Applications where the potential for data loss is unacceptable should consider the Berkeley DB Transactional Data Store product, which offers standard transactional durability guarantees, including recoverability after failure.

Additionally, system failure requires that any persistent database environment (that is, any database environment not created using the DB_PRIVATE flag), be removed. Database environments may be removed using the DB_ENV->remove method. If the persistent database environment was backed by the filesystem (that is, the environment was not created using the DB_SYSTEM_MEM flag), the database environment may also be safely removed by deleting the environment's files with standard system utilities.

The second case is application failure for a Data Store application, with or without a database environment, or application failure for a Concurrent Data Store application without a database environment: as in the case of system failure, if any thread of control fails, after the application has modified a database and has not subsequently flushed the database to stable storage, the database may be left in a corrupted state. In this case, the database should be handled as described previously in the system failure case.

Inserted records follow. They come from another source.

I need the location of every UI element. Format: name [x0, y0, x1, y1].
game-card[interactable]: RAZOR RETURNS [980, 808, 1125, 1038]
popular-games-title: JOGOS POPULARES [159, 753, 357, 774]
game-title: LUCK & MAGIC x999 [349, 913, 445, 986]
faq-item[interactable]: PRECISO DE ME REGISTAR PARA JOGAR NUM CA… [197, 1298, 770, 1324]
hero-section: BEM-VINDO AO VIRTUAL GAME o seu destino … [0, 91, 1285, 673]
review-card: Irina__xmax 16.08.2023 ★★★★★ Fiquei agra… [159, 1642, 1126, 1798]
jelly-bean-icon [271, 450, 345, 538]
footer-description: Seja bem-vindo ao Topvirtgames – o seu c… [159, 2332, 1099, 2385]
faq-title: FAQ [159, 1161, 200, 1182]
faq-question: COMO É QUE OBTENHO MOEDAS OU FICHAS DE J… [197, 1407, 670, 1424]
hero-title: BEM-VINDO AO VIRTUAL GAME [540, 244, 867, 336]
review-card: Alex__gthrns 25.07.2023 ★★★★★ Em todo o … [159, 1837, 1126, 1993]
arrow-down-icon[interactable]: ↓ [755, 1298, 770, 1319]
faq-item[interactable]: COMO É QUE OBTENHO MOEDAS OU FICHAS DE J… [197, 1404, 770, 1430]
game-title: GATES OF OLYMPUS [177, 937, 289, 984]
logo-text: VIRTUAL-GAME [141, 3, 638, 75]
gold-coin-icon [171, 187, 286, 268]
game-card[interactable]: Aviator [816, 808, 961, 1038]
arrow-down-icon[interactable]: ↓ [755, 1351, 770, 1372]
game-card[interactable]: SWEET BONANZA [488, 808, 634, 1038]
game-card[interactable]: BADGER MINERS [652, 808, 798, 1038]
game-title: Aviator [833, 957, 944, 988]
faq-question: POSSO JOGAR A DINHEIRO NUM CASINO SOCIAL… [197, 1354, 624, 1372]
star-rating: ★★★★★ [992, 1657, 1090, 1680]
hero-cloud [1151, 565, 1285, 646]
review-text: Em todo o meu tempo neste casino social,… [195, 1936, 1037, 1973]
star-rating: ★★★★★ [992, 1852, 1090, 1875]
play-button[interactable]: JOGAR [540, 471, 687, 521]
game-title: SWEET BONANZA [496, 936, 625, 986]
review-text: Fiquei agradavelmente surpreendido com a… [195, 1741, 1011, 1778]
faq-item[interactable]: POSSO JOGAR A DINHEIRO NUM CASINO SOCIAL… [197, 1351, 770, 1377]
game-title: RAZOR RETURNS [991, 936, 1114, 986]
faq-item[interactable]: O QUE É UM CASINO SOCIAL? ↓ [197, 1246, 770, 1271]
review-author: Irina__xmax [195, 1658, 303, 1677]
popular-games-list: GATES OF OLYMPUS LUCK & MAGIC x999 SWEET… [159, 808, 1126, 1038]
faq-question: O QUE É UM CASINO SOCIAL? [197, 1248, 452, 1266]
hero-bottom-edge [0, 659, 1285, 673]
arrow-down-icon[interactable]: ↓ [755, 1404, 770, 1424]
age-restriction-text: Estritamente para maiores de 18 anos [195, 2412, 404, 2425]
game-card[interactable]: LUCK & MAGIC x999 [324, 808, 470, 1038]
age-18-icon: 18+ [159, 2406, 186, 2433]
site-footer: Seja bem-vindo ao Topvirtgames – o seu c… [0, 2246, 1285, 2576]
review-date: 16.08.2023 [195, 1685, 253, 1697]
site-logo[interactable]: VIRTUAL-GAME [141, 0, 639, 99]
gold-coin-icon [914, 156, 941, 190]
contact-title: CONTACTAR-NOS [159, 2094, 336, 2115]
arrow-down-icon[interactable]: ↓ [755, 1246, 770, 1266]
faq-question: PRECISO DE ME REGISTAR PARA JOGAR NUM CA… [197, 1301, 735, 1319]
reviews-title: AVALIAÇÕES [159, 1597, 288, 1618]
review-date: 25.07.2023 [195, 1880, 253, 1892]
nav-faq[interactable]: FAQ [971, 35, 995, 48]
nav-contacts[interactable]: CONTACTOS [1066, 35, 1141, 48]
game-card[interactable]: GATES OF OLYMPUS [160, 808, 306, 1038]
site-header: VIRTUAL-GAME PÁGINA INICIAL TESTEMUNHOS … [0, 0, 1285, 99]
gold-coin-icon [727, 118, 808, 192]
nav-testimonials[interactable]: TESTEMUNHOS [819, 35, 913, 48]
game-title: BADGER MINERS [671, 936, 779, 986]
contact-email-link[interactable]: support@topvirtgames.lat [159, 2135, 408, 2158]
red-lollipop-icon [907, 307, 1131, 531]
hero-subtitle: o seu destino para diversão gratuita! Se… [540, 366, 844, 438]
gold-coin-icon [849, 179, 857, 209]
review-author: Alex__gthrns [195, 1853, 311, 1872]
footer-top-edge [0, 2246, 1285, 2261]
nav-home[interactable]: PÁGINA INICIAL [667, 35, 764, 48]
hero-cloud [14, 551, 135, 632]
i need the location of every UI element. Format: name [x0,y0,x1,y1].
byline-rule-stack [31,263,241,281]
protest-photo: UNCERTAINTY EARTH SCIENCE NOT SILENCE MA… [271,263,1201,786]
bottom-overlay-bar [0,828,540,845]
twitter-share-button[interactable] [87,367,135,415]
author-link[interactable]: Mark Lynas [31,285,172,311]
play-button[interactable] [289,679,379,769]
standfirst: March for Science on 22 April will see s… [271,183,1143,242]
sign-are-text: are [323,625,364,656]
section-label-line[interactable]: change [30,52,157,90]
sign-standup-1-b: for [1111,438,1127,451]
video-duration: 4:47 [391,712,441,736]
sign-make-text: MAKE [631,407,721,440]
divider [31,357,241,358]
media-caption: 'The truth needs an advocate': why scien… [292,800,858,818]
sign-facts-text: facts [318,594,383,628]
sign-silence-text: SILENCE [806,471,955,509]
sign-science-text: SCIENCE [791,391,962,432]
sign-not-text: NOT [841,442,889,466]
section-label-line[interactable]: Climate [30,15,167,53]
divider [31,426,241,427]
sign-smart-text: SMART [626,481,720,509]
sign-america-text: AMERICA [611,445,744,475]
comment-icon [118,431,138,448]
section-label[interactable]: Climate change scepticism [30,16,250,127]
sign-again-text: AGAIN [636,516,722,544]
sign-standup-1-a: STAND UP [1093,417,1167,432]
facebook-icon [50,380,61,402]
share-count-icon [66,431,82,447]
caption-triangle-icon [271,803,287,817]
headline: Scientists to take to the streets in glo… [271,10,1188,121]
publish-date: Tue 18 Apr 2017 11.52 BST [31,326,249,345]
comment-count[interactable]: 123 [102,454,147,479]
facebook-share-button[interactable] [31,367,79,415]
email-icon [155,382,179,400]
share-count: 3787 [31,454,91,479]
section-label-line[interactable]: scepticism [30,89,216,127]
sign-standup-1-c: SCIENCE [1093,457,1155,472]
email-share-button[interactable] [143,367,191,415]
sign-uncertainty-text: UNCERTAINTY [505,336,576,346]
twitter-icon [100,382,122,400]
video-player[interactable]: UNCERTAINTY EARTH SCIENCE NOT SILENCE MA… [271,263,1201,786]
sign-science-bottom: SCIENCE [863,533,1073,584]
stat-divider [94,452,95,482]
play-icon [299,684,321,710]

The third case is application failure for a Concurrent Data Store application with a database environment. There are resources maintained in database environments that may be left locked if a thread of control exits without first closing all open Berkeley DB handles. Concurrent Data Store applications with database environments have an additional option for handling the unexpected exit of a thread of control, the DB_ENV->failchk method.

The DB_ENV->failchk method will return DB_RUNRECOVERY if the database environment is unusable as a result of the thread of control failure. (If a data structure mutex or a database write lock is left held by thread of control failure, the application should not continue to use the database environment, as subsequent use of the environment is likely to result in threads of control convoying behind the held locks.) The DB_ENV->failchk call will release any database read locks that have been left held by the exit of a thread of control. In this case, the application can continue to use the database environment.

A Concurrent Data Store application recovering from a thread of control failure should call DB_ENV->failchk, and, if it returns success, the application can continue. If DB_ENV->failchk returns DB_RUNRECOVERY, the application should proceed as described for the case of system failure.